How can I build a custom loss function for a variable number of labels:

y_true = np.array([[0., 1., -1., -1.],
                   [1., 0., 1., -1.]])

y_pred = np.array([[0.3, 0.5, 0.2, 0.1],
                   [0.4, 0.3, 0.7, 0.5]])

In this example, we have a batch size equal to 2 and a variable number of labels (with max length of 4) for each sample. -1 values in y_true is a mask and I would like to calculate a binary crossentropy between other values ([[0., 1.], [1., 0., 1.]] and [[0.3, 0.5], [0.4, 0.3, 0.7]]). Thank you!

I can only create such a function for 1d tensor:

def my_loss_fn(y_true, y_pred):
    bools = tf.math.not_equal(y_true, tf.constant(-1.))
    n = tf.math.count_nonzero(bools)
    y_true = y_true[:n]
    y_pred = y_pred[:n]
    bce = tf.keras.losses.BinaryCrossentropy()
    return bce(y_true, y_pred)

Solution

  • You can just compute your loss point wise (pass reduction=none) and use your matching of -1 as a mask.

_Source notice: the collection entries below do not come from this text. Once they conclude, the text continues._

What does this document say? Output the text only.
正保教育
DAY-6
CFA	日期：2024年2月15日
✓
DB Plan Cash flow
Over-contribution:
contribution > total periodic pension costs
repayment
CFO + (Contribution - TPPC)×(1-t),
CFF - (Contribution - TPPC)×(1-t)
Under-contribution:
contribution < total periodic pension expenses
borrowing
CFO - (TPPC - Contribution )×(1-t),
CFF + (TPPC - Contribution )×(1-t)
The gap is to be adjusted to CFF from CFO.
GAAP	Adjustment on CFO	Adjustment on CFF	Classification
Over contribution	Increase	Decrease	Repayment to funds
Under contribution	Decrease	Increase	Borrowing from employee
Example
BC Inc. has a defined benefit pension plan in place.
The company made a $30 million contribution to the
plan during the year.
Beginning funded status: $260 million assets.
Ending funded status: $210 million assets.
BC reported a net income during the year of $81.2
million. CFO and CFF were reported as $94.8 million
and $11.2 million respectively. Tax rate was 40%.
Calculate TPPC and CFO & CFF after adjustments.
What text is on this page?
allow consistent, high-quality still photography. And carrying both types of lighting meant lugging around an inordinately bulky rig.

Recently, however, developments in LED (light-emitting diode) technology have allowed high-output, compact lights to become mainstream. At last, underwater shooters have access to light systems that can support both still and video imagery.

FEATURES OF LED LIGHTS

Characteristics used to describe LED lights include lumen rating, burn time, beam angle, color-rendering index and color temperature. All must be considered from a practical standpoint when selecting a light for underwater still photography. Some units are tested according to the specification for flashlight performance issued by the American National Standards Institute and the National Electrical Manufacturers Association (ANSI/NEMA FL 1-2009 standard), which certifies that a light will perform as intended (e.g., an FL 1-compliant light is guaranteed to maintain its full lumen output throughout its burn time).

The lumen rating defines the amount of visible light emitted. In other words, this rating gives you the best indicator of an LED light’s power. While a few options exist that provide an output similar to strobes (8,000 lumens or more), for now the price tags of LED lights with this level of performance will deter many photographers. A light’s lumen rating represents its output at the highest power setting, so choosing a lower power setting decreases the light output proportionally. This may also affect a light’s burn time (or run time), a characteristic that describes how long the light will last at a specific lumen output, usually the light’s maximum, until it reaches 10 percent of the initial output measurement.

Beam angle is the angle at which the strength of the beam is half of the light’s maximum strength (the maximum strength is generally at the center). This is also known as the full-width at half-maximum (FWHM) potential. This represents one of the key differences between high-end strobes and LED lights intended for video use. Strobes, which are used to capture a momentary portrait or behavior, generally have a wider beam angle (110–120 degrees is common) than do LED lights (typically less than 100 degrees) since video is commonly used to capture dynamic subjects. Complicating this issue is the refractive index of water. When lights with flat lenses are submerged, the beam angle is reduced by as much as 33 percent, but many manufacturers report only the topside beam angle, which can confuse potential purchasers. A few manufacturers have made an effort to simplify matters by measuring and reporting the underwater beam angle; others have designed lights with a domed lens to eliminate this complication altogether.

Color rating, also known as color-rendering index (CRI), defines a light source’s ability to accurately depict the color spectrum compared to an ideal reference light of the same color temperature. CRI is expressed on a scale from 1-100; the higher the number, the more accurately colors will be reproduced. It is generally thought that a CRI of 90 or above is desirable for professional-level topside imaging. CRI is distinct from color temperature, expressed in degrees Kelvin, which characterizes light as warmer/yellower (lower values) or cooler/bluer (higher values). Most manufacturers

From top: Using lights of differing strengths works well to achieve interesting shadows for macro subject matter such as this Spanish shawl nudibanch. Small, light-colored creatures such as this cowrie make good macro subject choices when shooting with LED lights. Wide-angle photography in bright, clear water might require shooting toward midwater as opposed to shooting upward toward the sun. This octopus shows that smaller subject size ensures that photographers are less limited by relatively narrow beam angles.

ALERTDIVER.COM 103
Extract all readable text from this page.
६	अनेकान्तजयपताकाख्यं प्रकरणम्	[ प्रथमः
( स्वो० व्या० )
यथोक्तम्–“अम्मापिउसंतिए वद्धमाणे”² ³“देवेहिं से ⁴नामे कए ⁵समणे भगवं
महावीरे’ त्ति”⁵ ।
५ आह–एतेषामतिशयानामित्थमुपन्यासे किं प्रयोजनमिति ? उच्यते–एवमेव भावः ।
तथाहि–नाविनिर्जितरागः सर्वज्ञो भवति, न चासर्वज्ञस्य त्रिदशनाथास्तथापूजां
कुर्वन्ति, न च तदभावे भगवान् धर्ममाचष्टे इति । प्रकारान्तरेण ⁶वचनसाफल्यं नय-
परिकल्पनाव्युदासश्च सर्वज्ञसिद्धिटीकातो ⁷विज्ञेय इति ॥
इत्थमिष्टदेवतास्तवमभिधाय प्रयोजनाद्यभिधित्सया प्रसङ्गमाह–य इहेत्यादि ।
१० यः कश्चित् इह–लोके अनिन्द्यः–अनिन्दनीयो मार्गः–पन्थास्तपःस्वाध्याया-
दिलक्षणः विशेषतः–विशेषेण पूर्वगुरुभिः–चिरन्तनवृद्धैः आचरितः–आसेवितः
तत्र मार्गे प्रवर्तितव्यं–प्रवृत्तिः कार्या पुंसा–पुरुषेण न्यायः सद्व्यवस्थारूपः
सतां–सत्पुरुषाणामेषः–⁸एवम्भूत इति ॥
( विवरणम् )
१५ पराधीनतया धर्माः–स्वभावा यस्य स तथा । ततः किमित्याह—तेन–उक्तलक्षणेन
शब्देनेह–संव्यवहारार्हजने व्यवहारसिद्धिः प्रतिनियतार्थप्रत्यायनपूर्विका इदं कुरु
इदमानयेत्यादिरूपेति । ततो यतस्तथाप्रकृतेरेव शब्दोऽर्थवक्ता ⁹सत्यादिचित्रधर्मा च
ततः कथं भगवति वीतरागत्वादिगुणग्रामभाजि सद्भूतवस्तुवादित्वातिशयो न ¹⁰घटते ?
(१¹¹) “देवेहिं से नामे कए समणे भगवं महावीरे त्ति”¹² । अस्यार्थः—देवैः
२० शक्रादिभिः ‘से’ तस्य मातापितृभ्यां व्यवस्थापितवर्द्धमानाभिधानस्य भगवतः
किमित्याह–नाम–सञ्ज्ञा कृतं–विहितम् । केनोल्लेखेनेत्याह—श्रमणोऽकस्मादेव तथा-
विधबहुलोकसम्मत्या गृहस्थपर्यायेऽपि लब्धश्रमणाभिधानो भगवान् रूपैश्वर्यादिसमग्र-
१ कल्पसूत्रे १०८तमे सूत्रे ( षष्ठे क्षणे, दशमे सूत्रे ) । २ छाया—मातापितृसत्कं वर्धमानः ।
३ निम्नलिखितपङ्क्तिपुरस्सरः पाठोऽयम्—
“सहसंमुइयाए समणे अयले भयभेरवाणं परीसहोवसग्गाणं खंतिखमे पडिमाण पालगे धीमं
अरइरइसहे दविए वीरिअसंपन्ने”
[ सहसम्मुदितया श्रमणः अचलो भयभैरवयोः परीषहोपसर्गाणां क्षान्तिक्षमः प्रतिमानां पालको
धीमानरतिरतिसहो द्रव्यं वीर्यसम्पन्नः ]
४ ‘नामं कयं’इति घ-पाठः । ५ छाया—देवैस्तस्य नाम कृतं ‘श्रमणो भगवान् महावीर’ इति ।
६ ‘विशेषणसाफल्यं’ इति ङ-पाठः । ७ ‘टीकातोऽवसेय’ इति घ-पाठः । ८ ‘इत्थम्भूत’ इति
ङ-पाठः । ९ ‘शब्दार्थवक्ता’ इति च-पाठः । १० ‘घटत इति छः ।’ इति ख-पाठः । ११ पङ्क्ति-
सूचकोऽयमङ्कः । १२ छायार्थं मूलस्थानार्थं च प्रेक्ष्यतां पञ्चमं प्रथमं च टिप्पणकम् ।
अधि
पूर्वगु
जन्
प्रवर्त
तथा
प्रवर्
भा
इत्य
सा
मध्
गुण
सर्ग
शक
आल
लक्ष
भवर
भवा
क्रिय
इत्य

    def my_loss_fn(y_true, y_pred):
        mask = tf.cast(tf.math.not_equal(y_true, tf.constant(-1.)), tf.float32)
        y_true, y_pred = tf.expand_dims(y_true, axis=-1), tf.expand_dims(y_pred, axis=-1)
        bce = tf.keras.losses.BinaryCrossentropy(reduction='none')
        return tf.reduce_sum(tf.cast(bce(y_true, y_pred), tf.float32) * mask) / tf.reduce_sum(mask)
    

    Depending how you want to average you might want to do per row sum of mask to normalise each loss separately etc.